We chose the xenograft zebrafish tumour model and observed the oridonin activity on tumour metastasis. The anti-tumour effect of oridonin was weaker than that of Bevacizumab. However, from the observations of the heartbeat, body weight and survival time, we demonstrated some advantages of oridonin in application. Moreover, 2D–MS identified a total of 50 proteins differentially expressed, of which 17 were up-expressed and 28 down-expressed. Moreover, among the 50 proteins, 12 proteins (3 up-expressed, 9 down-expressed) are closely related to tumour growth and metastasis: 5′-nucleotidase domain-containing protein 3, cathepsin, Napor protein (up-expressed); high mobility group protein B2, eukaryotic translation initiation factor 4H isoform 2/(EIF4H), transcriptional activator protein Pur-alpha, claudin-4, casein kinase II alpha 1 subunit, cytochrome b-c1 complex subunit 2, cleavage stimulation factor subunit 2, ER membrane protein complex subunit 1 isoform X2, and nuclear receptor coactivator 5 (down-expressed). In summary, these proteins can regulate the tumour cell proliferation, migration and growth by direct or indirect effects [40-49]. We chose the xenograft tumour mouse model and observed the oridonin activity on tumour growth and metastasis. The result verified the great anti-tumour effect of oridonin. Accordingly, the mice tumour tissue sections were subjected to HE staining and CD31 fluorescent staining, which showed the oridonin anti-tumour activity based on the inhibitory effect of angiogenesis.
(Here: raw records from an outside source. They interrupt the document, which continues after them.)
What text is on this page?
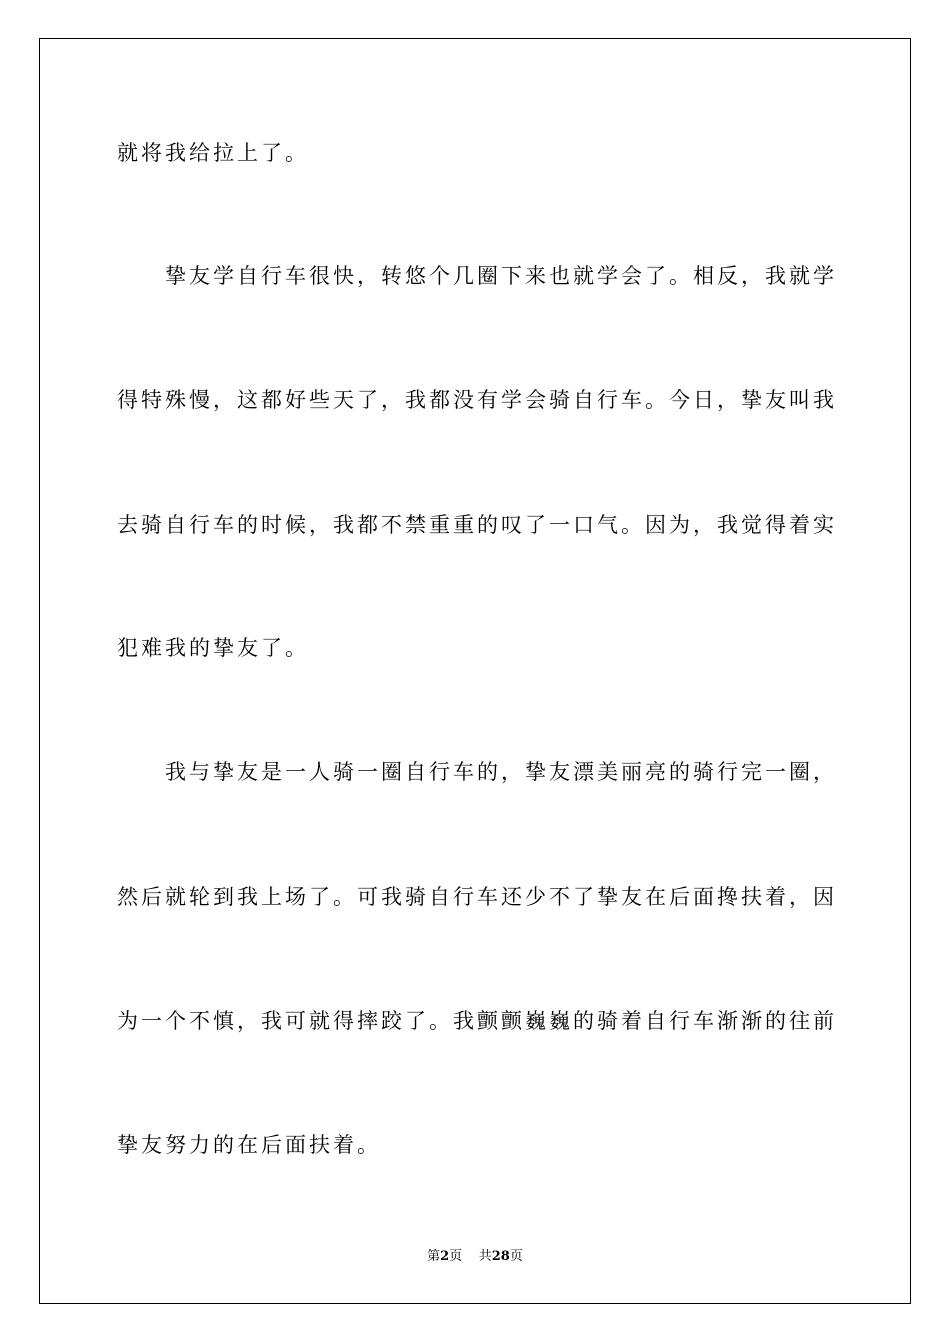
就将我给拉上了。
挚友学自行车很快，转悠个几圈下来也就学会了。相反，我就学
得特殊慢，这都好些天了，我都没有学会骑自行车。今日，挚友叫我
去骑自行车的时候，我都不禁重重的叹了一口气。因为，我觉得着实
犯难我的挚友了。
我与挚友是一人骑一圈自行车的，挚友漂美丽亮的骑行完一圈，
然后就轮到我上场了。可我骑自行车还少不了挚友在后面搀扶着，因
为一个不慎，我可就得摔跤了。我颤颤巍巍的骑着自行车渐渐的往前
挚友努力的在后面扶着。
第2页 共28页
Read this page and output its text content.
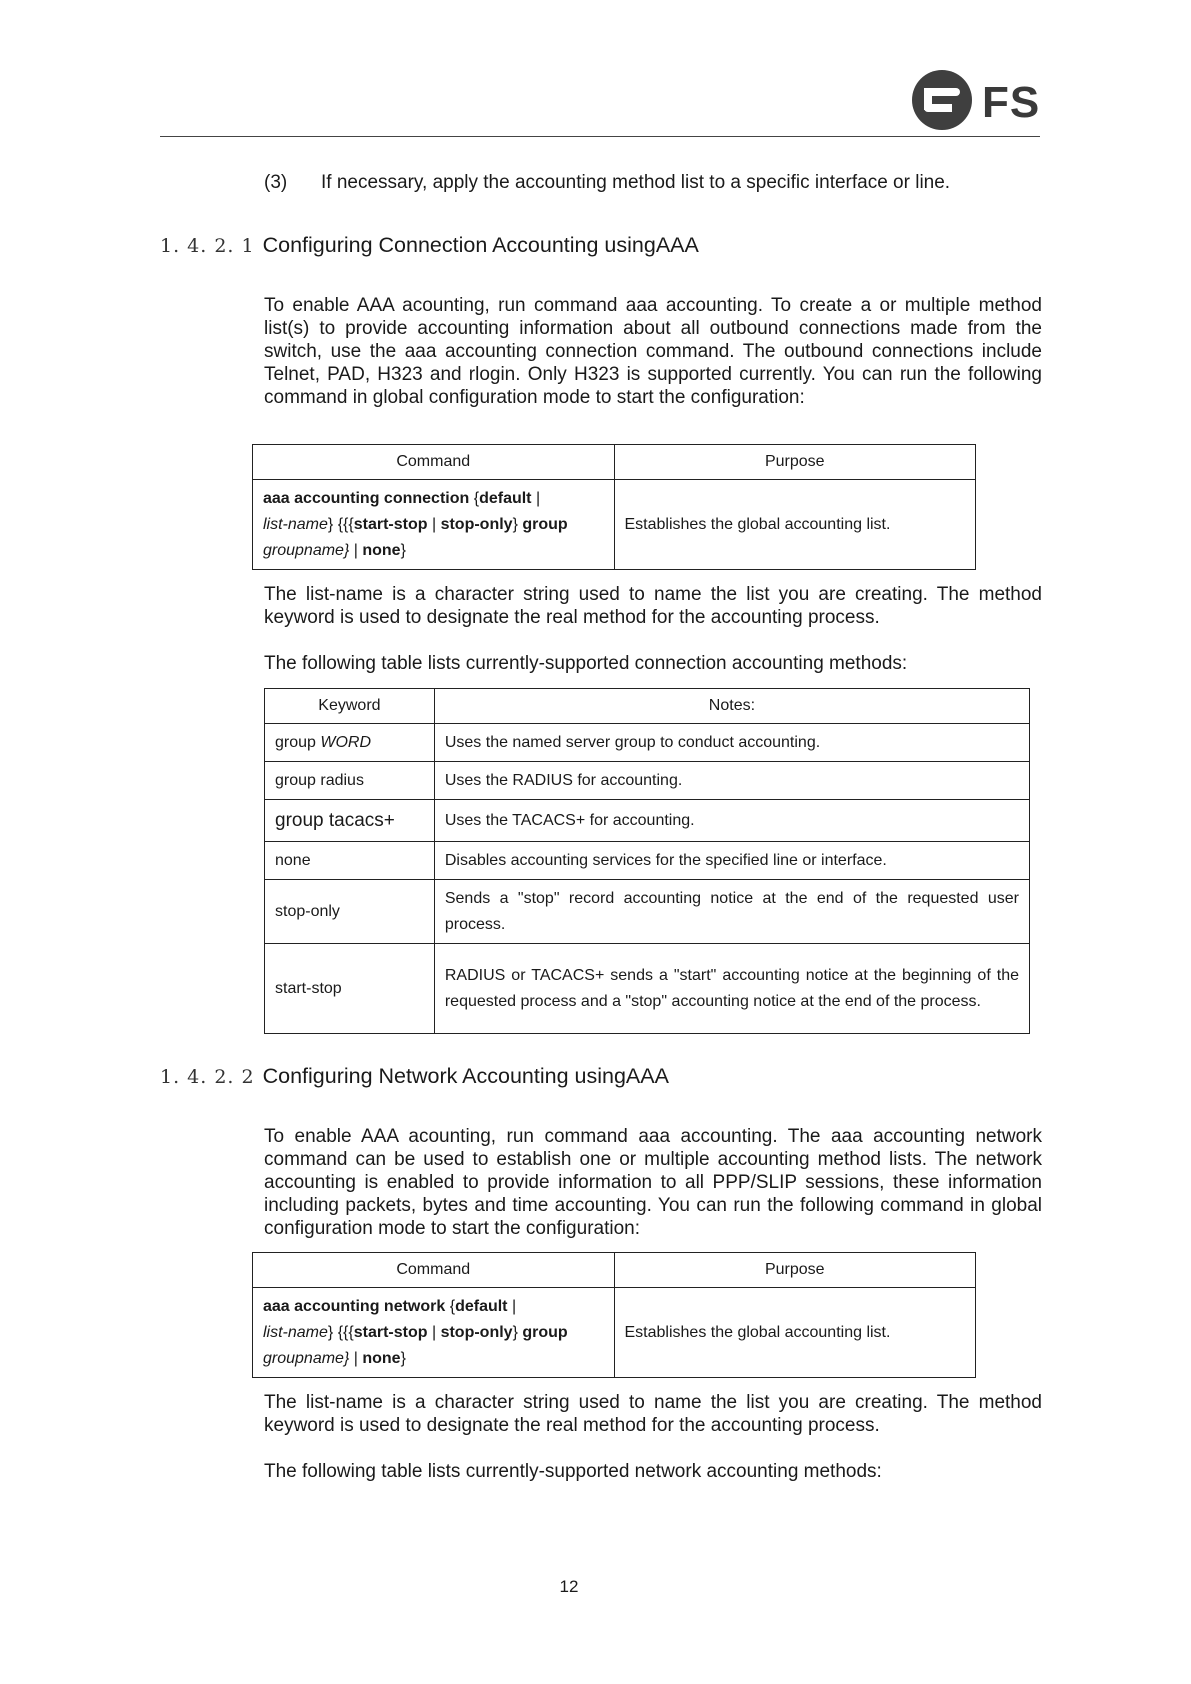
FS
(3) If necessary, apply the accounting method list to a specific interface or line.
1. 4. 2. 1 Configuring Connection Accounting usingAAA

To enable AAA acounting, run command aaa accounting. To create a or multiple method list(s) to provide accounting information about all outbound connections made from the switch, use the aaa accounting connection command. The outbound connections include Telnet, PAD, H323 and rlogin. Only H323 is supported currently. You can run the following command in global configuration mode to start the configuration:

Command	Purpose
aaa accounting connection {default |
list-name} {{{start-stop | stop-only} group
groupname} | none}	Establishes the global accounting list.

The list-name is a character string used to name the list you are creating. The method keyword is used to designate the real method for the accounting process.

The following table lists currently-supported connection accounting methods:

Keyword	Notes:
group WORD	Uses the named server group to conduct accounting.
group radius	Uses the RADIUS for accounting.
group tacacs+	Uses the TACACS+ for accounting.
none	Disables accounting services for the specified line or interface.
stop-only	Sends a "stop" record accounting notice at the end of the requested user process.
start-stop	RADIUS or TACACS+ sends a "start" accounting notice at the beginning of the requested process and a "stop" accounting notice at the end of the process.
1. 4. 2. 2 Configuring Network Accounting usingAAA

To enable AAA acounting, run command aaa accounting. The aaa accounting network command can be used to establish one or multiple accounting method lists. The network accounting is enabled to provide information to all PPP/SLIP sessions, these information including packets, bytes and time accounting. You can run the following command in global configuration mode to start the configuration:

Command	Purpose
aaa accounting network {default |
list-name} {{{start-stop | stop-only} group
groupname} | none}	Establishes the global accounting list.

The list-name is a character string used to name the list you are creating. The method keyword is used to designate the real method for the accounting process.

The following table lists currently-supported network accounting methods:

12
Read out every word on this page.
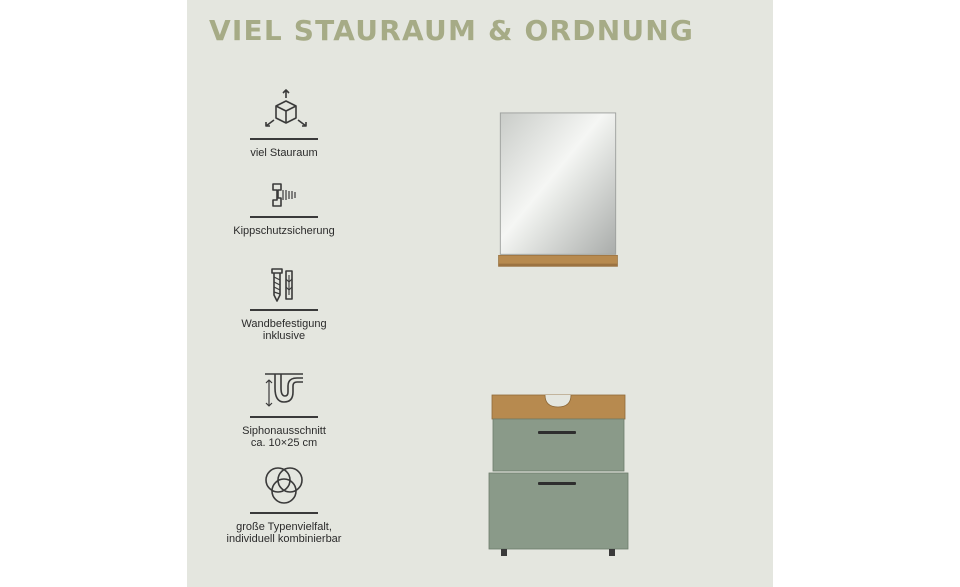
VIEL STAURAUM & ORDNUNG
viel Stauraum
Kippschutzsicherung
Wandbefestigung
inklusive
Siphonausschnitt
ca. 10×25 cm
große Typenvielfalt,
individuell kombinierbar
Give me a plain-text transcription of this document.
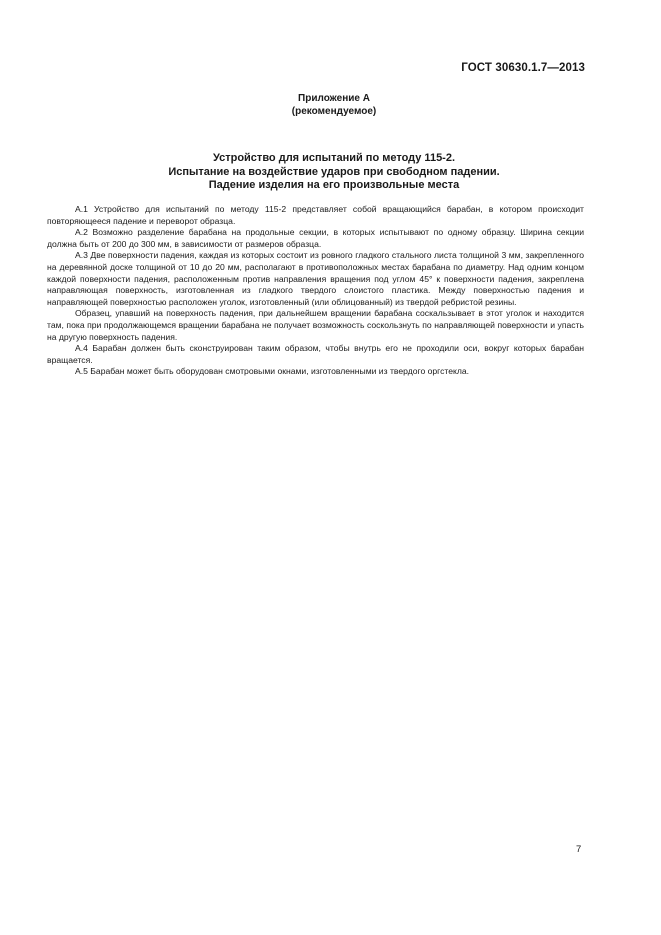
ГОСТ 30630.1.7—2013
Приложение А
(рекомендуемое)
Устройство для испытаний по методу 115-2.
Испытание на воздействие ударов при свободном падении.
Падение изделия на его произвольные места

А.1 Устройство для испытаний по методу 115-2 представляет собой вращающийся барабан, в котором происходит повторяющееся падение и переворот образца.

А.2 Возможно разделение барабана на продольные секции, в которых испытывают по одному образцу. Ширина секции должна быть от 200 до 300 мм, в зависимости от размеров образца.

А.3 Две поверхности падения, каждая из которых состоит из ровного гладкого стального листа толщиной 3 мм, закрепленного на деревянной доске толщиной от 10 до 20 мм, располагают в противоположных местах барабана по диаметру. Над одним концом каждой поверхности падения, расположенным против направления вращения под углом 45° к поверхности падения, закреплена направляющая поверхность, изготовленная из гладкого твердого слоистого пластика. Между поверхностью падения и направляющей поверхностью расположен уголок, изготовленный (или облицованный) из твердой ребристой резины.

Образец, упавший на поверхность падения, при дальнейшем вращении барабана соскальзывает в этот уголок и находится там, пока при продолжающемся вращении барабана не получает возможность соскользнуть по направляющей поверхности и упасть на другую поверхность падения.

А.4 Барабан должен быть сконструирован таким образом, чтобы внутрь его не проходили оси, вокруг которых барабан вращается.

А.5 Барабан может быть оборудован смотровыми окнами, изготовленными из твердого оргстекла.

7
Importantly, the Claudin-4 protein was focus of the research. Claudins are crucial structural and functional components of tight junctions, which are essential for holding endothelial and/or epithelial cells together. Claudin family proteins have a significant role in tumour growth, metastasis, and angiogenesis, and are highly expressed in many types of epithelial tumours [50, 51]. Claudin 4 is a transmembrane protein, which is often restricted to tight junction structures and has been shown to provide a barrier to paracellular diffusion. Research suggested that Claudin 4 plays an important role in tumour growth and malignancy via the control of cell proliferation, migration, apoptosis, and metastasis [52-54]. Significantly, Claudin 4 expression may be useful to distinguish switch/sucrose non-fermentable complex-deficient undifferentiated carcinomas from sarcomas [55]. Finally, our research showed that Claudin 1, Claudin 4, and Claudin 7 were closely related to tumour growth and metastasis. Claudin 1, Claudin 4 and Claudin 7 are down-expressed. Claudin 1 and Claudin 7 can be used in cancer diagnosis and treatment [56]. Claudin 4 has a correlation with tumour angiogenesis, and can be used as a treatment target protein, which was consistent with our research results [52, 53]. Moreover, the research conformed that Claudin 4 and VEGFA, VEGFR2, VEGFR3, and TP53 were all contributed to the anti-tumour effect based on the inhibition of angiogenesis (Fig.16). A meta-analysis indicates that Claudin-4 over-expression is associated with progress of gastric cancer and poor survival in gastric cancer patients [57]. Aberrant Claudin 4 expression plays an important role in the clinicopathological characteristics of gastric cancer [58]. Claudin 4 is thus a potent target for cancer therapy, and that an anti-Claudin 4 antibody is a promising candidate anticancer agent [59, 60].

Fig. 16

The different targets and signaling pathways regulated by oridonin. The pictorial summarized mechanism for inhibition of angiogenesis and anti-tumor effect by oridonin. Arrows indicate regulations by oridonin treatment in experimental results

Conclusion

The present study has demonstrated that oridonin inhibited angiogenesis in vitro and in vivo. Further study indicated that the inhibited angiogenesis effect from oridonin might be based on the down-regulation of VEGFA, VEGFR2, and VEGFR3, and the up-regulation of TP53 gene expression. Claudin 1, Claudin 4, and Claudin 7 were the main proteins contributing to the oridonin anti-tumour effect based on the inhibition of angiogenesis.